Often, I'm told that it's the same people who hate Muslims and Jews. This is often true, but not always. The problem arises, however, when this flawed generalization is used to subsume the fight against antisemitism in a general fight against racism that really doesn't address antisemitism at all. It's really pisses me off when someone who doesn't know jack about antisemitism, who is often enough saying things that are offensive, who is often arguing that fighting against antisemitism is a bad thing, tells me to shut up because "we're on the same side."

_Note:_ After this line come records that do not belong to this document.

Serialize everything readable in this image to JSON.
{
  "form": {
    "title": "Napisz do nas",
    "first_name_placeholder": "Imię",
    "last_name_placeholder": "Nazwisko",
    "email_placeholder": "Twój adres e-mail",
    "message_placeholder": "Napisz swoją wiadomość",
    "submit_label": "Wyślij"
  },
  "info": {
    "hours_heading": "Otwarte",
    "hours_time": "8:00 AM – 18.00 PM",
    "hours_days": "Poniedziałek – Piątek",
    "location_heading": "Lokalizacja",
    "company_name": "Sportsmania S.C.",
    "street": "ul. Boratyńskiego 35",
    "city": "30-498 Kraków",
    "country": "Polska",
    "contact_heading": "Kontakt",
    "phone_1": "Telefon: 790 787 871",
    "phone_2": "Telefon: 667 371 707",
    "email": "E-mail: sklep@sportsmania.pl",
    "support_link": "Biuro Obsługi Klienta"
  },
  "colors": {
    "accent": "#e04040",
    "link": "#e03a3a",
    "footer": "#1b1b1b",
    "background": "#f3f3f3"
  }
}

So, I thought I'd share something. Some time ago --way back in June-- I'd commented on a blog somewhere and subscribed to that conversation. (I don't even remember how I found that post.) Well, it wasn't actually much of a conversation, but someone else did respond. I'm not sure why I got email about it now, when the response is dated August on the blog, but here it is:
As a member of the Knights Party, and a Aryan seperatist (not supremist) I have never understood the unrest between Christians and Muslems. These are two different religions, both with a center belief in a loving, forgiving God (yes…sometimes wrathful) who’s followers understand that you cant convert a dead man! I mean, as a Christian, I dont know that much about the Muslem religion, but it seems to me your Jahad (holy wars) wer’nt that much different from our crusades, inquisitions, and ex-communications of Roman Catholisism. You call God “Allah”, we call him “Jehova”…you believe in his great prophet “Mohammad”…we believe in his son “Jesus”. We have segregation in our communities, and there is no reason we two peoples could not co-exist.

But now, lets look at the jew. We see through nearly two thousand years of history in Christiandom that these “peoples” are of a “religion” that precludes anyone outside their race to be a part of. If only whites could be Christian…then yes, all other races would be heathens; but our religion, I think like yours, is not contingant on race…but of faith. This allows the jew justification for being the most racist of all the tribes of Israel, and an excuse to bring harm to others.
Why even their “god” (which is actually money) tells them to go about and “gobble up” all the peoples of the earth! Look at what is going on in America today. Every single time you hear of illegal, criminal white collar crime involving banks and investment companies, those in the center have “son” or “man” at the end of their name! To say “the jew is not OUR enemy” is flawed, because the jew is EVERYONE’S enemy!!!…unless you are a jew dog yourself, therefor “born” into being the “chossen” people of god. The evil that killed Christ still walks amongst us!
Now, I'm not going to bother debunking the incredibly obvious racism. The writer admits to being an Aryan separatist. I guess that's more extreme than just being a white separatist? But, I do want to point out the obvious: his attitudes toward Muslims and toward Jews are different. In the histories of white supremacism and antisemitism, this is common.